Most challenging AI games
Posted 22 November 2011 - 07:17 PM
As a school project I have to make a game as end-project. Now, I would like to focus myself on AI.
Is there anyone with experience in AI who could tell me a couple of games with AI that are really challenging to program, and why?
Posted 22 November 2011 - 09:11 PM
Posted 22 November 2011 - 10:52 PM
But I don't want to restrict myself to one thing. Any other ideas ^.^
Just need some collection of ideas right now, because I'm not all that experienced in AI, and don't know what possibilities exist.
Posted 23 November 2011 - 02:06 PM
Posted 23 November 2011 - 03:16 PM
Keep in mind those games were developed by teams of people over a period of years. For an individual project, I would look at indy games for ideas. The Sims has over 1 million lines of ai code in it. Also, doing a copy will always be doing a copy. It's better to use games as a springboard for your own ideas. People will be more impressed if it doesn't look like a bad copy of some popular game and has original ideas in it. I would look at indy games and ask myself how better AI could improve it, or take the other route and think about how some ai routine could best be used in a game to challenge or engage a player.
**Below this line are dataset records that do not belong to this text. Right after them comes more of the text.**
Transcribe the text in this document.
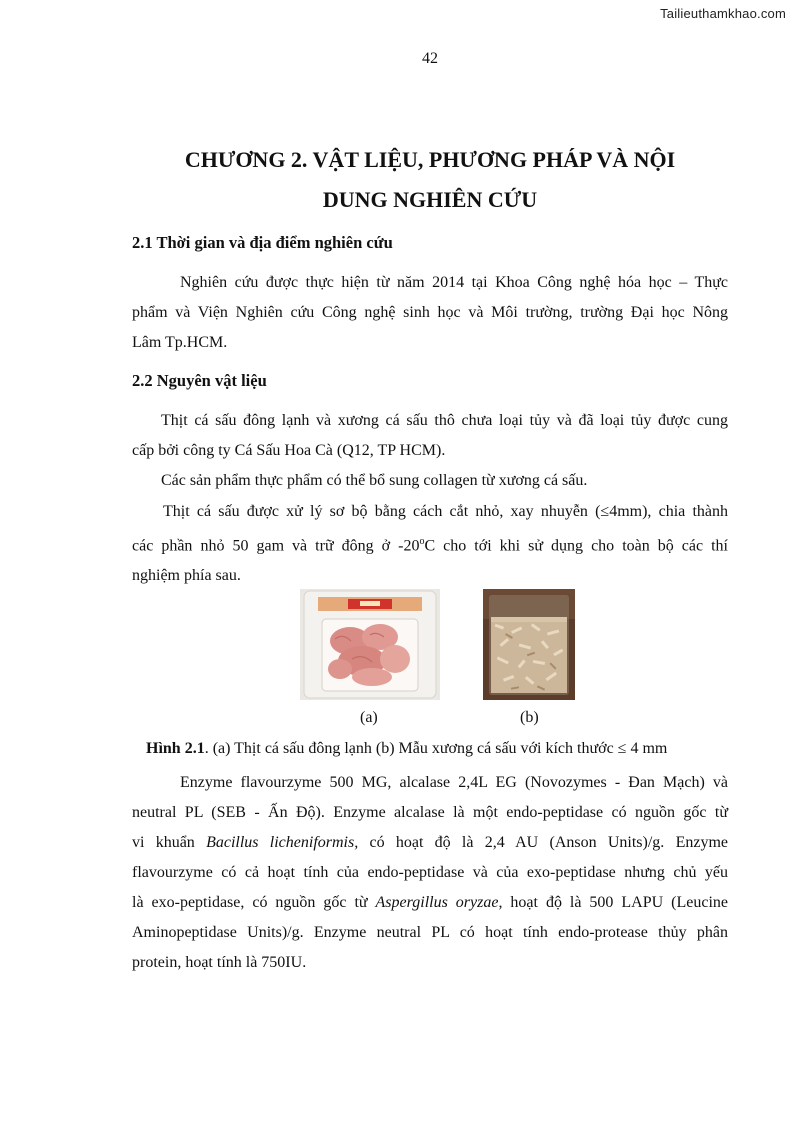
Tailieuthamkhao.com
42
CHƯƠNG 2. VẬT LIỆU, PHƯƠNG PHÁP VÀ NỘI
DUNG NGHIÊN CỨU
2.1 Thời gian và địa điểm nghiên cứu
Nghiên cứu được thực hiện từ năm 2014 tại Khoa Công nghệ hóa học – Thực
phẩm và Viện Nghiên cứu Công nghệ sinh học và Môi trường, trường Đại học Nông
Lâm Tp.HCM.
2.2 Nguyên vật liệu
Thịt cá sấu đông lạnh và xương cá sấu thô chưa loại tủy và đã loại tủy được cung
cấp bởi công ty Cá Sấu Hoa Cà (Q12, TP HCM).
Các sản phẩm thực phẩm có thể bổ sung collagen từ xương cá sấu.
Thịt cá sấu được xử lý sơ bộ bằng cách cắt nhỏ, xay nhuyễn (≤4mm), chia thành
các phần nhỏ 50 gam và trữ đông ở -20$^o$C cho tới khi sử dụng cho toàn bộ các thí
nghiệm phía sau.
(a)	(b)

Hình 2.1. (a) Thịt cá sấu đông lạnh (b) Mẫu xương cá sấu với kích thước ≤ 4 mm

Enzyme flavourzyme 500 MG, alcalase 2,4L EG (Novozymes - Đan Mạch) và
neutral PL (SEB - Ấn Độ). Enzyme alcalase là một endo-peptidase có nguồn gốc từ
vi khuẩn Bacillus licheniformis, có hoạt độ là 2,4 AU (Anson Units)/g. Enzyme
flavourzyme có cả hoạt tính của endo-peptidase và của exo-peptidase nhưng chủ yếu
là exo-peptidase, có nguồn gốc từ Aspergillus oryzae, hoạt độ là 500 LAPU (Leucine
Aminopeptidase Units)/g. Enzyme neutral PL có hoạt tính endo-protease thủy phân
protein, hoạt tính là 750IU.
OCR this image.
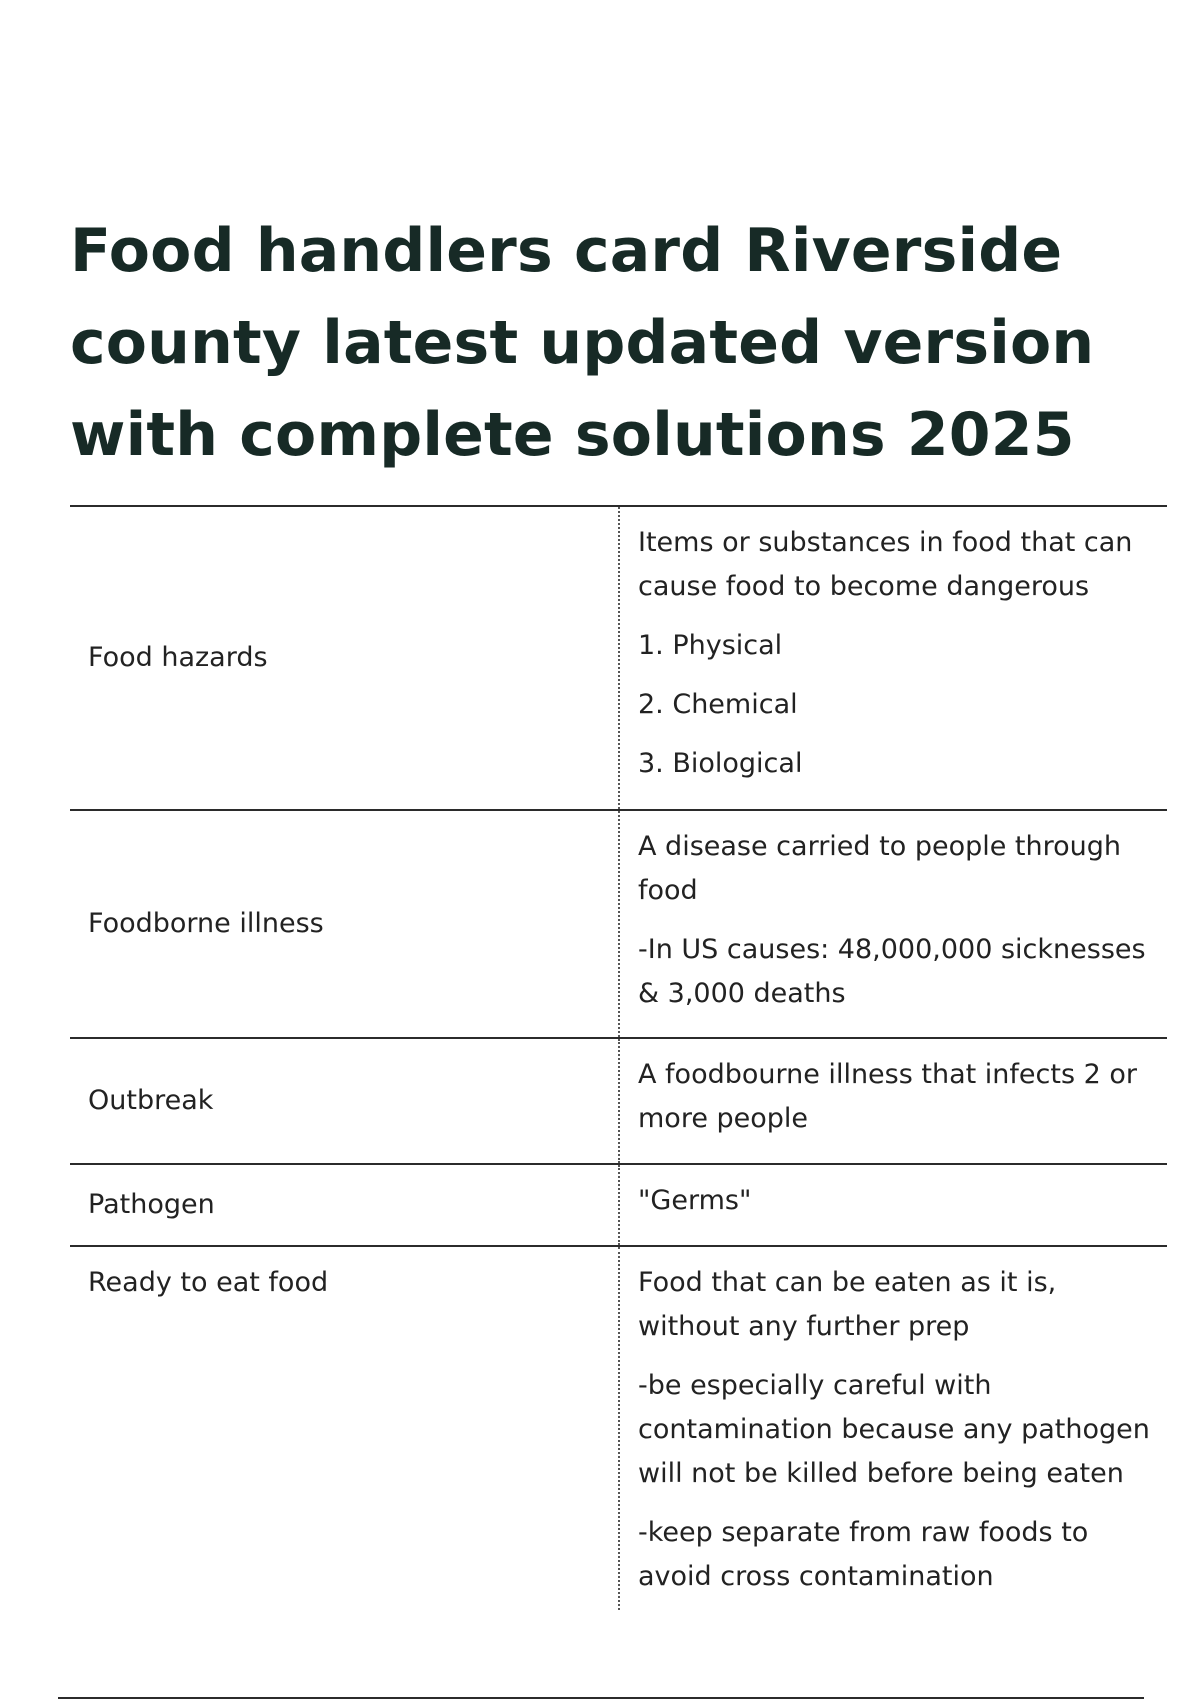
Food handlers card Riverside county latest updated version with complete solutions 2025
Food hazards

Items or substances in food that can cause food to become dangerous

1. Physical

2. Chemical

3. Biological

Foodborne illness

A disease carried to people through food

-In US causes: 48,000,000 sicknesses & 3,000 deaths

Outbreak

A foodbourne illness that infects 2 or more people

Pathogen	"Germs"

Ready to eat food	Food that can be eaten as it is, without any further prep

-be especially careful with contamination because any pathogen will not be killed before being eaten

-keep separate from raw foods to avoid cross contamination
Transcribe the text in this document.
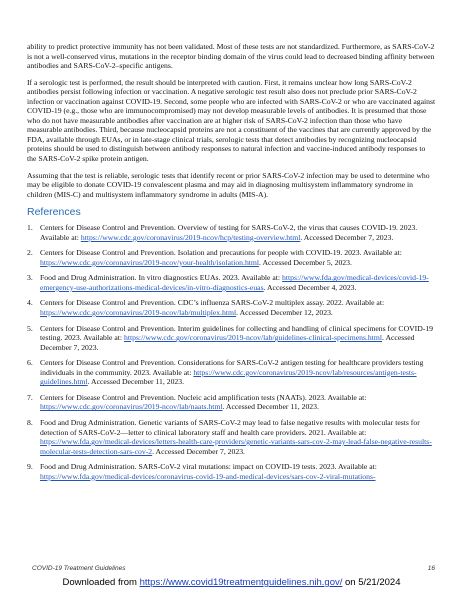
ability to predict protective immunity has not been validated. Most of these tests are not standardized. Furthermore, as SARS-CoV-2 is not a well-conserved virus, mutations in the receptor binding domain of the virus could lead to decreased binding affinity between antibodies and SARS-CoV-2–specific antigens.

If a serologic test is performed, the result should be interpreted with caution. First, it remains unclear how long SARS-CoV-2 antibodies persist following infection or vaccination. A negative serologic test result also does not preclude prior SARS-CoV-2 infection or vaccination against COVID-19. Second, some people who are infected with SARS-CoV-2 or who are vaccinated against COVID-19 (e.g., those who are immunocompromised) may not develop measurable levels of antibodies. It is presumed that those who do not have measurable antibodies after vaccination are at higher risk of SARS-CoV-2 infection than those who have measurable antibodies. Third, because nucleocapsid proteins are not a constituent of the vaccines that are currently approved by the FDA, available through EUAs, or in late-stage clinical trials, serologic tests that detect antibodies by recognizing nucleocapsid proteins should be used to distinguish between antibody responses to natural infection and vaccine-induced antibody responses to the SARS-CoV-2 spike protein antigen.

Assuming that the test is reliable, serologic tests that identify recent or prior SARS-CoV-2 infection may be used to determine who may be eligible to donate COVID-19 convalescent plasma and may aid in diagnosing multisystem inflammatory syndrome in children (MIS-C) and multisystem inflammatory syndrome in adults (MIS-A).

References
1. Centers for Disease Control and Prevention. Overview of testing for SARS-CoV-2, the virus that causes COVID-19. 2023. Available at: https://www.cdc.gov/coronavirus/2019-ncov/hcp/testing-overview.html. Accessed December 7, 2023.
2. Centers for Disease Control and Prevention. Isolation and precautions for people with COVID-19. 2023. Available at: https://www.cdc.gov/coronavirus/2019-ncov/your-health/isolation.html. Accessed December 5, 2023.
3. Food and Drug Administration. In vitro diagnostics EUAs. 2023. Available at: https://www.fda.gov/medical-devices/covid-19-emergency-use-authorizations-medical-devices/in-vitro-diagnostics-euas. Accessed December 4, 2023.
4. Centers for Disease Control and Prevention. CDC’s influenza SARS-CoV-2 multiplex assay. 2022. Available at: https://www.cdc.gov/coronavirus/2019-ncov/lab/multiplex.html. Accessed December 12, 2023.
5. Centers for Disease Control and Prevention. Interim guidelines for collecting and handling of clinical specimens for COVID-19 testing. 2023. Available at: https://www.cdc.gov/coronavirus/2019-ncov/lab/guidelines-clinical-specimens.html. Accessed December 7, 2023.
6. Centers for Disease Control and Prevention. Considerations for SARS-CoV-2 antigen testing for healthcare providers testing individuals in the community. 2023. Available at: https://www.cdc.gov/coronavirus/2019-ncov/lab/resources/antigen-tests-guidelines.html. Accessed December 11, 2023.
7. Centers for Disease Control and Prevention. Nucleic acid amplification tests (NAATs). 2023. Available at: https://www.cdc.gov/coronavirus/2019-ncov/lab/naats.html. Accessed December 11, 2023.
8. Food and Drug Administration. Genetic variants of SARS-CoV-2 may lead to false negative results with molecular tests for detection of SARS-CoV-2—letter to clinical laboratory staff and health care providers. 2021. Available at: https://www.fda.gov/medical-devices/letters-health-care-providers/genetic-variants-sars-cov-2-may-lead-false-negative-results-molecular-tests-detection-sars-cov-2. Accessed December 7, 2023.
9. Food and Drug Administration. SARS-CoV-2 viral mutations: impact on COVID-19 tests. 2023. Available at: https://www.fda.gov/medical-devices/coronavirus-covid-19-and-medical-devices/sars-cov-2-viral-mutations-
COVID-19 Treatment Guidelines	16
Downloaded from https://www.covid19treatmentguidelines.nih.gov/ on 5/21/2024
Also, if it was me doing a school project, I would pick a core idea that could be expanded with extra time. That way I would always have something to turn in. I've seen people turn in vaporware at school, and it's not at all impressive.
Posted 23 November 2011 - 04:10 PM
I *can* tell you something fun to implement. Try Othello/Reversi with the MinMax algorithm. I'ts pretty simple once you understand it, and can give pretty good results.
Posted 23 November 2011 - 08:18 PM
The first relies on a search, you come up with a way of evaluating the current situation to produce a score and then run through all possible moves looking for the best.
The best example of this is a alpha beta minimax search.
The second is a layered approach.
You have a top layer that makes strategic decisions, a middle layer that handles planning a way to achieve the strategic aims, and a lower layer that actually handles the actions.
So the top layer says .. "I want to go to the top of that hill"
The middle layer says .. "This is the route I want to take"
The lower layer moves the character along the route and reacts to local events.
Each layer has a set of inputs.
The strategic layer knows about the overall game state, uses things like influence maps to decide what to do.
The middle layer uses things like A* to plan movement, and terrain scanners to work out in detail where to go
The bottom layer takes game events like "you have been shot at" and can override the other layers, passing messages up the stack when events happen.
What might be a good thing for you to start with is writing your own influence map code, your own terrain scanners, A* etc. and then playing with them.
You will be suprised what can happen and where the code can lead.
After all Lemmings started out as a test for graphic artists to see how small they could get a sprite and still animate it.